Nella prima metà del 17° secolo si ha una vera “rivoluzione”, con Galileo Galilei 
(1564-1642), Francis Bacon (1561-1626) e René Descartes poi (1590-1650), poiché si 
va affermando un metodo analitico - il cosiddetto metodo sperimentale - che, partendo 
dal tutto, lo disgrega nelle sue parti; alla base della ricerca scientifica vi è l’esperienza, 
la quale è l’unico mezzo che permette di avvalorare un’ipotesi.  
Sebbene Galilei riprenda alcuni concetti della filosofia aristotelica, vi si discosta per il 
fatto che, mentre per Aristotele il primo fine della ricerca era la conoscenza della forma, 
per lo studioso pisano è la conoscenza della legge, cioè la risoluzione della qualità nella 
quantità. Difatti egli considera il mondo dell’esperienza quotidiana come se fosse diviso 
in due aspetti: quello quantitativo, traducibile in linguaggio matematico, quindi 
razionale, e quello qualitativo, che, se non si può interpretare in chiave matematica, è 
considerato irrazionale. 
La matematica è quindi il linguaggio attraverso cui “leggere” il mondo naturale. 
 
Il nome di Bacon è legato al progetto utopistico di applicare il nuovo metodo 
scientifico-sperimentale a qualsiasi settore della conoscenza umana, così da dotare gli 
uomini di uno strumento che permetta loro di dominare la realtà, di “addomesticarle”, in 
modo da sfruttare le forze della natura a vantaggio del progresso materiale e spirituale. 
 
Con Descartes si torna al dualismo tra mente (res cogitans = cosa pensante), priva di 
dimensione e di corporeità, e materia (res extensa = cosa estesa), che occupa uno 
spazio fisico, con la supremazia della prima sulla seconda. 
 
E, sebbene questa possa non sembrare la sede adatta, bisogna ricordare che, in un 
periodo del quale spesso si parla in termini di “età moderna” o di “superamento dei 
secoli bui”, è stata scritta una delle pagine più nere della storia dell’umanità: nel 1486 
fu pubblicato il Malleus Maleficarum, da un indagine di due gesuiti, Sprenger e 
(Institoris) Kramer. Tale testo, con un colpo di spugna – o meglio: un colpo di fiamma – 
ha mandato al rogo, con l’accusa di stregoneria, migliaia di donne e uomini, 
incenerendo così pratiche e tradizioni antiche di secoli, che testimoniavano un passato 
di connessione al mondo naturale e rurale. 

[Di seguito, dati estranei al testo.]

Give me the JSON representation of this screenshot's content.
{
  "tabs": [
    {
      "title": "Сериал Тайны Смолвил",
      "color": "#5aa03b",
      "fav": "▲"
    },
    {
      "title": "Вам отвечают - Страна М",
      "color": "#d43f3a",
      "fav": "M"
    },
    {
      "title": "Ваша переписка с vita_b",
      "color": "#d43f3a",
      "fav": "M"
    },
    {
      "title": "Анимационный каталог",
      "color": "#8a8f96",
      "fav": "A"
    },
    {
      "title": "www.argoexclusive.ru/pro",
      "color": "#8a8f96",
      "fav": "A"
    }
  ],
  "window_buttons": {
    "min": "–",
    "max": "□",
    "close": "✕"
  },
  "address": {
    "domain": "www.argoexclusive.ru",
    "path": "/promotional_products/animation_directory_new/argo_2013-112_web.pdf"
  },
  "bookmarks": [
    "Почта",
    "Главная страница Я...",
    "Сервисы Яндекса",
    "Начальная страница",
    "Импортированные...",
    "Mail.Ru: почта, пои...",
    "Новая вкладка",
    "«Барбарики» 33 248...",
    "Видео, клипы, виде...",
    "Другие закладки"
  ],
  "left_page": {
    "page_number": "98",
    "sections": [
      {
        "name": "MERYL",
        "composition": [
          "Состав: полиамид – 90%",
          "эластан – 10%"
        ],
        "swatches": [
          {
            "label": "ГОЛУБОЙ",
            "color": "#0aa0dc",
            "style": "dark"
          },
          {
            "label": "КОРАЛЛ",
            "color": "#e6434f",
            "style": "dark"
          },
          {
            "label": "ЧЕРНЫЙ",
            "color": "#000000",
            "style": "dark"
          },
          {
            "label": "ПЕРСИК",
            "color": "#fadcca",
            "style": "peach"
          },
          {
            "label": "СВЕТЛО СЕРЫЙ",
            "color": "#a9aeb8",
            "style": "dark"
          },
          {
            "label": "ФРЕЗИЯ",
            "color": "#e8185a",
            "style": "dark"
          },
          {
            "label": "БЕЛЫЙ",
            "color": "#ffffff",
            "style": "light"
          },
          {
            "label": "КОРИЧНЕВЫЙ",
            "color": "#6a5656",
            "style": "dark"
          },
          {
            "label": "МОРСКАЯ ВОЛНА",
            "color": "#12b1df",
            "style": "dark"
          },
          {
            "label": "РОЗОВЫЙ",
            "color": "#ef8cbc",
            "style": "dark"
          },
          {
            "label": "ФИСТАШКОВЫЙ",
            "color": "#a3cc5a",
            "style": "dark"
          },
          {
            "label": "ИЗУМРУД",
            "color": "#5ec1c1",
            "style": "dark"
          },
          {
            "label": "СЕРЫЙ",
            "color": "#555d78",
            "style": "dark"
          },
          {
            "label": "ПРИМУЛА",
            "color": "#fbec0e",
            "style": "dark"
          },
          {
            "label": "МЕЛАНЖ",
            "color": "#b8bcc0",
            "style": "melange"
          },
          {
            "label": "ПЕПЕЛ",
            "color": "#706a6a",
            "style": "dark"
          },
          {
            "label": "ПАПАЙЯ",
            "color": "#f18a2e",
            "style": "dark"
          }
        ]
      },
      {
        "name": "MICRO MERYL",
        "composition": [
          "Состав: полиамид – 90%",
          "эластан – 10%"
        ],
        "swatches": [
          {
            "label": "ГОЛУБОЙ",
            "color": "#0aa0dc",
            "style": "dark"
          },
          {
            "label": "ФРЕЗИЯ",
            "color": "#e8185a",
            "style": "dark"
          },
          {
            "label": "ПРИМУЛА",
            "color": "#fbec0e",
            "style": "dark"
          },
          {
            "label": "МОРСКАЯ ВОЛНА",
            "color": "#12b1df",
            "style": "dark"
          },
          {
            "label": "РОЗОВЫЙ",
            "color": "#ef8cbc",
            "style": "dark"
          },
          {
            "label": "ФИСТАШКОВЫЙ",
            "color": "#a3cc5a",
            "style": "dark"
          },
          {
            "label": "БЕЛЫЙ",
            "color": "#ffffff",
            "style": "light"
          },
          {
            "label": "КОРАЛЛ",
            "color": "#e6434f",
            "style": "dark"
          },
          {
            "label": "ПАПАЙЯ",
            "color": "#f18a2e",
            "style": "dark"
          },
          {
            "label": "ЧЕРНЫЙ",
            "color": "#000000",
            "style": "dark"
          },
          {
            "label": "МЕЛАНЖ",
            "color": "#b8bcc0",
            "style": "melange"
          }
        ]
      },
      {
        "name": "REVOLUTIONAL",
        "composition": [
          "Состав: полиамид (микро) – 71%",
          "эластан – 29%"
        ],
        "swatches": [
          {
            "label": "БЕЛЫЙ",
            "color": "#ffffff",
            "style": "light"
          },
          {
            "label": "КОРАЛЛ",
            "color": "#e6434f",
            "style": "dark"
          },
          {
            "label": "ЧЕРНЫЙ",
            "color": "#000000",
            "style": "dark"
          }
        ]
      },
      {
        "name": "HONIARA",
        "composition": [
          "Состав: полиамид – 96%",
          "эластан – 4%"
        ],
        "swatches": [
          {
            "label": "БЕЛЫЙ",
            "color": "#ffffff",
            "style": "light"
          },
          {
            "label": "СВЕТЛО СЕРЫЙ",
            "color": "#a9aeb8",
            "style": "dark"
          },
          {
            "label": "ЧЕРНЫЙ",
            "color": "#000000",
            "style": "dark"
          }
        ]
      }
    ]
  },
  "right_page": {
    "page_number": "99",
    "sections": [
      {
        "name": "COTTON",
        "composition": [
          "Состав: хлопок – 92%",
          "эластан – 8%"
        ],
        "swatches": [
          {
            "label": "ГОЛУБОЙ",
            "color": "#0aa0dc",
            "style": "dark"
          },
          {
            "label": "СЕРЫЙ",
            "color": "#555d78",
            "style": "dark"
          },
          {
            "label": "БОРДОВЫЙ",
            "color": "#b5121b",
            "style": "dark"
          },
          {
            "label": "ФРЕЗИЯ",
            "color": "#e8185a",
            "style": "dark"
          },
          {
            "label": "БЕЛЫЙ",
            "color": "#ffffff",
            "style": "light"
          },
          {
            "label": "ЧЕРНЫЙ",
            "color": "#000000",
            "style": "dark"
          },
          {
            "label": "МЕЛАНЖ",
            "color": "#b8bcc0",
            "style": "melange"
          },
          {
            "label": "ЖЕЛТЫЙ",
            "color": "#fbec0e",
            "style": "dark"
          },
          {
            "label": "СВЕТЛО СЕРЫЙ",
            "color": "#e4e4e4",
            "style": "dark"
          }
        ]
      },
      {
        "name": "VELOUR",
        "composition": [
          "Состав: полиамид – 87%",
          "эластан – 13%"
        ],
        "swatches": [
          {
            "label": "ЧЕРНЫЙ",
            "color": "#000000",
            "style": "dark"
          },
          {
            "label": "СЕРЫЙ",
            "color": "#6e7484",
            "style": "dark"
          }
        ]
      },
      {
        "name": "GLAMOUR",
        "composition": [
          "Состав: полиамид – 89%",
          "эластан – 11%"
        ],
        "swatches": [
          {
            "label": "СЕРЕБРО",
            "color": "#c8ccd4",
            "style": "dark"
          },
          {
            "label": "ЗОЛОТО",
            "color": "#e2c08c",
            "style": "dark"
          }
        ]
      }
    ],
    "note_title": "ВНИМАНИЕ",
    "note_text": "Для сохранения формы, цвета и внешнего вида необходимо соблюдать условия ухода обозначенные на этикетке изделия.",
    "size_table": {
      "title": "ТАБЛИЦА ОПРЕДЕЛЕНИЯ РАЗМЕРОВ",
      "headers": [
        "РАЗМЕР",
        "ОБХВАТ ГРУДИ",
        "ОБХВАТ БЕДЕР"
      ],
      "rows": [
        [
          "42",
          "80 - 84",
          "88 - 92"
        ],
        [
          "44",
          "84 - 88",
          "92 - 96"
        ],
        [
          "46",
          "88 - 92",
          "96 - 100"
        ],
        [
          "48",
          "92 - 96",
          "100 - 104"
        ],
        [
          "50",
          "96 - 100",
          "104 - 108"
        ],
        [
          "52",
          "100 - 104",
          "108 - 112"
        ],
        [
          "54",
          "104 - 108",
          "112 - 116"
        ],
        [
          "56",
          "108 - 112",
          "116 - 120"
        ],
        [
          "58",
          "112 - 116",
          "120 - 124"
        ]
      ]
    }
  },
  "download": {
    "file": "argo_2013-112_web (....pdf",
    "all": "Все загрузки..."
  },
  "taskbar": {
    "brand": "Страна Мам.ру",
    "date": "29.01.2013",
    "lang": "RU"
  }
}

L’Umanesimo accantona quindi – come sostiene K. Sale – ogni concezione animistica, 
religiosa e rispettosa della Terra, e quanto di divino e di magico vi fosse nelle 
componenti della natura viene soffiato via da un crescente desiderio di dominio, di uso, 
di sfruttamento.  
 
1.1.4  Dall’Illuminismo al suo superamento 
  
Tra la fine del XVII secolo e la fine del XVIII secolo abbiamo un movimento culturale 
che pone la ragione umana come la maggiore autorità. Tale movimento ha il nome di 
Illuminismo, in antitesi con l’oscurantismo medievale. I progressi della scienza, dovuti 
alla rigorosa applicazione del criterio meccanicistico riducono il mondo ad un insieme di 
forze, tagliando fuori la divinità ed il finalismo insito in ogni cosa. 
Poiché è la ragione al centro di tutto, ed essa è appannaggio di tutti gli uomini 
indistintamente, ciò deve far cadere qualsiasi pregiudizio o disuguaglianza sociale. 
In Francia viene compilata l’Enciclopedia o dizionario ragionato di scienze, arti e 
mestieri (1751-1772), come sintesi di tutto il sapere dell’epoca: essa finisce per divenire 
la nuova Bibbia. 
 
 11 
Ma in seno all’Illuminismo stesso si hanno i germi per un successivo ribaltamento: con 
J. J. Rousseau (1712-1778), invece che esaltare la ragione, si iniziano ad esaltare gli 
istinti primitivi della natura, creando un divario tra cultura corruttrice e natura integra. 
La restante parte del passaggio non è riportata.